Now that the study is complete, the school has made yoga an elective—and students have continued to sign up. And kid’s are reporting that on the days they have yoga, they feel more capable of handling everyday stressors. “They are finding techniques they can use in any situation,” says school principal Marianne Young. “Yoga is here to stay. It’s become very mucha part of our school.”
Power to the Peaceful
Yoga practices and principles are ingrained in the culture of Chicago’s Namaste Charter School, a K-8 school whose 450 students are predominantly Hispanic and from low-income families. Namaste’s students start each day with 10 minutes of movement, including yoga and mindfulness techniques. It’s a way for the students to settle down and get ready to learn, says school spokesperson Mara Lidacis. As the practice winds down, she says, “The kids put their hands to their hearts and prepare to be attentive.”
Namaste’s PE teachers, as well as some of its classroom teachers, have been trained to teach yoga to kids, and yoga is part of the school’s PE offerings. This year, the school’s health and wellness programs earned a Gold Award of Distinction from the federal government’s Healthier U.S. School Challenge.

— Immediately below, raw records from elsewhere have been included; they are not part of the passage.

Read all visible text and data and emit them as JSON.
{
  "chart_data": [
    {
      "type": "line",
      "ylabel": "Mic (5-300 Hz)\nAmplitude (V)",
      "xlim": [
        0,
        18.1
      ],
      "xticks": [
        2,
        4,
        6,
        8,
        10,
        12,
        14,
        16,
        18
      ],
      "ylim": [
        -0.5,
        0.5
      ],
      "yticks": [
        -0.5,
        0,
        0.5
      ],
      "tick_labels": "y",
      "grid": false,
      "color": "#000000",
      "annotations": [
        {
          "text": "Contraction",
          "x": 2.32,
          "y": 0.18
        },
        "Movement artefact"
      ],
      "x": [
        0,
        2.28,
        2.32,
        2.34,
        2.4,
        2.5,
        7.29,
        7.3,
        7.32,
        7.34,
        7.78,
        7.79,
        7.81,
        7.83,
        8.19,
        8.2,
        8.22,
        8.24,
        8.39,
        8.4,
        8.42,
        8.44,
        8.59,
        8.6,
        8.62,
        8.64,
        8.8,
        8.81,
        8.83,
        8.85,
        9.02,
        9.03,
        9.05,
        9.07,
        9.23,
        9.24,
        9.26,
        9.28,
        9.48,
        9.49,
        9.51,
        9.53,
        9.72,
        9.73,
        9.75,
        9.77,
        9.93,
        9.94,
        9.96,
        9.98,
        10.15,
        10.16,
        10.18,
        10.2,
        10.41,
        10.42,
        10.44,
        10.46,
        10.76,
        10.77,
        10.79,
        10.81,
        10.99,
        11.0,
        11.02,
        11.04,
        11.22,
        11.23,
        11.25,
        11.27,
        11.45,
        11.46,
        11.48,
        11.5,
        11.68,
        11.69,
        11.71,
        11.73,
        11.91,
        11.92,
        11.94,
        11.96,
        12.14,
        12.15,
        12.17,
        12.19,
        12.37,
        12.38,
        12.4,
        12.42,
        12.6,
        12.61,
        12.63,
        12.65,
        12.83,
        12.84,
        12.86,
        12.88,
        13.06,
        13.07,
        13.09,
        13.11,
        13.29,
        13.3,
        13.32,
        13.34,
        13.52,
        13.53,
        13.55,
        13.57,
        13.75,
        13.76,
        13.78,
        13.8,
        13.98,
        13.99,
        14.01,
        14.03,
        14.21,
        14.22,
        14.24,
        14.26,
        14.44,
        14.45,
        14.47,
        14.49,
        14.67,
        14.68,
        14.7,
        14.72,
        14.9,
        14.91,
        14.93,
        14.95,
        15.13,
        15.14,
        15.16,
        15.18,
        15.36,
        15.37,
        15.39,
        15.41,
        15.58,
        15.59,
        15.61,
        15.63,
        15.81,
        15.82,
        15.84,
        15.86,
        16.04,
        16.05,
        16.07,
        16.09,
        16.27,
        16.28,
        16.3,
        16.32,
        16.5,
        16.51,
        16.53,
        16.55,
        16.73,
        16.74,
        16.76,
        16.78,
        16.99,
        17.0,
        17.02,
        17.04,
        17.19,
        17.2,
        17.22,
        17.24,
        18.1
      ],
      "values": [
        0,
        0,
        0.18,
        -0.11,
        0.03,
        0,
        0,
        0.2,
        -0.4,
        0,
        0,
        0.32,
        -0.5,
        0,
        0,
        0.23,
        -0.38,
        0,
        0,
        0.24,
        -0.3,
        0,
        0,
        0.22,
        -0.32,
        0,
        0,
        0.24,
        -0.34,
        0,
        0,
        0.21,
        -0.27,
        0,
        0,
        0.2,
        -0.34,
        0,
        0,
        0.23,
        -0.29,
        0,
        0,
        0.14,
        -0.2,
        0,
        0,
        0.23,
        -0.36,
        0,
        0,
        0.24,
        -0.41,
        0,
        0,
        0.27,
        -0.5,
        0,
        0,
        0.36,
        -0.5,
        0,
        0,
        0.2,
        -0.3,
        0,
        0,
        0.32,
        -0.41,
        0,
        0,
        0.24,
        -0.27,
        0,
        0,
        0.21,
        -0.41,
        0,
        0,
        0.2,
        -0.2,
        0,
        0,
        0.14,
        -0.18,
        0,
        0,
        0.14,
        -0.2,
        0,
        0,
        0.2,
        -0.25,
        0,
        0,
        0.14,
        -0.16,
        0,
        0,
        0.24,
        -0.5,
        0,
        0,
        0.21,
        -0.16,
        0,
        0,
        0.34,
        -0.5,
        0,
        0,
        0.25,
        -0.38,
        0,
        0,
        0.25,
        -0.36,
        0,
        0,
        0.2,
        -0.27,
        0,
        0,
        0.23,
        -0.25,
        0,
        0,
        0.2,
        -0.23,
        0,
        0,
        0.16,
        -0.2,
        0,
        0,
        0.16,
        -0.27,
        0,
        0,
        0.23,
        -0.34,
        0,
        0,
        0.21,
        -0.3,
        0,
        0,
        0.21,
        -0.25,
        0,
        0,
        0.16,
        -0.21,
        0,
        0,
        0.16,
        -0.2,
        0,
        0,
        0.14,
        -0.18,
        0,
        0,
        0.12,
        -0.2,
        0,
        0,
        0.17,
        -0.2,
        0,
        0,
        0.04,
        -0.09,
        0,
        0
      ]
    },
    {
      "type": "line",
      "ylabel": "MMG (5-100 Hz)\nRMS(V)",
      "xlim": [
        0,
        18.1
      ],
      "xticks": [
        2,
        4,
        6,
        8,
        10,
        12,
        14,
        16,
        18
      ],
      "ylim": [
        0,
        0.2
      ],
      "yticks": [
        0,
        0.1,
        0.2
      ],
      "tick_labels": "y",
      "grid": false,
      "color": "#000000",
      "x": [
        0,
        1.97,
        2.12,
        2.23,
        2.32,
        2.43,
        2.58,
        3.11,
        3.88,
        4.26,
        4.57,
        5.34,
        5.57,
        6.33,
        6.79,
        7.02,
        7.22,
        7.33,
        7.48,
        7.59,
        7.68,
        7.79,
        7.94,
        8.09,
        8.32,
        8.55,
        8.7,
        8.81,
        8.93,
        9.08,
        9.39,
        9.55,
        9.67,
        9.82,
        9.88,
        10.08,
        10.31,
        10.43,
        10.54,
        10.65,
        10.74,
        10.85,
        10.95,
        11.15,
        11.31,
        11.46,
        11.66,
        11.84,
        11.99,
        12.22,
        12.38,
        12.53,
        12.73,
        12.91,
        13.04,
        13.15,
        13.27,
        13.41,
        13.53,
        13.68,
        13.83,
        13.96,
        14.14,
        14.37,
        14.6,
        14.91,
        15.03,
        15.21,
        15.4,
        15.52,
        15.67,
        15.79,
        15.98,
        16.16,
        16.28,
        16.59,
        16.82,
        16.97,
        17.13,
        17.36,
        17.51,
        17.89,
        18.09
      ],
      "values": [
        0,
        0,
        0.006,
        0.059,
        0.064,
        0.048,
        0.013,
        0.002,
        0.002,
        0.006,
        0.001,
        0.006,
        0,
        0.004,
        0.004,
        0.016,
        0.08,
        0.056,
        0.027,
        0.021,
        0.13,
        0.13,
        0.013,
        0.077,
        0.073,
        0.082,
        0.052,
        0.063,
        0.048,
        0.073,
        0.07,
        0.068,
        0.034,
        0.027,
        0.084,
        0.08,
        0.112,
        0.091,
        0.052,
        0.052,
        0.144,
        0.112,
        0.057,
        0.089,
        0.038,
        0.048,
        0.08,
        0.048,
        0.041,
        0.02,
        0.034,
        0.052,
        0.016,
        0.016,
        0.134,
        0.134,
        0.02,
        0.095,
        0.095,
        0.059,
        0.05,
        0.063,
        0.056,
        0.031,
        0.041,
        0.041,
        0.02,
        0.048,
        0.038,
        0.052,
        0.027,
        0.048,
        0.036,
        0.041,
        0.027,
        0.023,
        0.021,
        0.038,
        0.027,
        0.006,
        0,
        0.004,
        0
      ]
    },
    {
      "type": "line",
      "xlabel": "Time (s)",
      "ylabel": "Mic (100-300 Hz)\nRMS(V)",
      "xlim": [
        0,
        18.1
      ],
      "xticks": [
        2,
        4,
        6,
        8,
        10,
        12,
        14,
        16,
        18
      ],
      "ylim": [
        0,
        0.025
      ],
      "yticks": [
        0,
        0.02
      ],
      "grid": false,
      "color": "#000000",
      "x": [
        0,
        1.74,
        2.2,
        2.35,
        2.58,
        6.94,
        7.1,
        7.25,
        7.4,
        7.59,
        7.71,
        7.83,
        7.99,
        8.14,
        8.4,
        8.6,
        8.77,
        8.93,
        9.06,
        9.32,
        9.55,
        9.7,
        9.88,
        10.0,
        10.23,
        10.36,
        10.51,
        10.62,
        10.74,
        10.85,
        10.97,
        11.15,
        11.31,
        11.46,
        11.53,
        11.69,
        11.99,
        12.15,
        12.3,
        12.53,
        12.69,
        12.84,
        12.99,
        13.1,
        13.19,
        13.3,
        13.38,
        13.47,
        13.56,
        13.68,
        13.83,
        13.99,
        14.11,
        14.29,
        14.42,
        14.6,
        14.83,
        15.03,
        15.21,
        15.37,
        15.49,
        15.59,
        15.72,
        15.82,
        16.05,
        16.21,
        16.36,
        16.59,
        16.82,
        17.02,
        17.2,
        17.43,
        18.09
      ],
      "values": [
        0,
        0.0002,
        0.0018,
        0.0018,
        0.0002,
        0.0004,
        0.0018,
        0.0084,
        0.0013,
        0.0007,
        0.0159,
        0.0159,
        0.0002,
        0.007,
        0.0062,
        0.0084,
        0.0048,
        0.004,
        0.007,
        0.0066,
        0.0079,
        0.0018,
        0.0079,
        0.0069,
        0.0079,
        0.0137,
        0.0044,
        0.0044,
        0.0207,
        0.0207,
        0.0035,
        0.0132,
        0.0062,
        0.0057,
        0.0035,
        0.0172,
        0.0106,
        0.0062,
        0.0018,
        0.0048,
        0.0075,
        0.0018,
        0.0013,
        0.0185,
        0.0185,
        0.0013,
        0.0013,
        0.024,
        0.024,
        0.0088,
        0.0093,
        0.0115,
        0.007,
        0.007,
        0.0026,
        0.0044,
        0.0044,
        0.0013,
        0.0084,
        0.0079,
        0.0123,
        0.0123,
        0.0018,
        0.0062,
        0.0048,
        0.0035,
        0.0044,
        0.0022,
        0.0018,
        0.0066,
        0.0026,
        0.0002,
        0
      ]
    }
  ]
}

But the school’s yoga focus goes beyond PE offerings. Each of Namaste’s classrooms has a peace corner where kids can go for some quiet time. “It’s about creating a stronger sense of self-awareness and awareness of others,” says Lidacis. “They can carry that with them every day.”
Self Centered
Getting a group of teenagers to lie down in Savasana or sit for meditation can feel like a near-miracle, say teachers at the James Baldwin School, a small, innovative public high school designed to help kids who’ve struggled academically in other schools. It can also make a big difference in their behavior. “When kids learn to really practice quiet, they’re more in control. They think before they act. There’s an emotional-social transformation,” says Rehana Ali, the school’s social worker and co-founder of its for-credit yoga class. The class is led by teachers from the Integral Yoga Institute and held at its nearby Greenwich Village studio. Students learn asana, meditation, and nutrition and even go on a three-day retreat at a yoga center in upstate New York. Ali says yoga gives the students—many of whom have experienced trauma such as violence at home—the skills to quiet their minds, calm their emotions, and care for their own mental and physical health.
Conclusions:
Students raised with violence in the home or neighborhood bring that with them to school, Ali says, but the kids who take yoga will often encourage each other to stop and breathe instead of fighting. “We wanted to give them a new language, a new paradigm,” Ali says. “Yoga helps them cultivate a better relationship with themselves and other people.”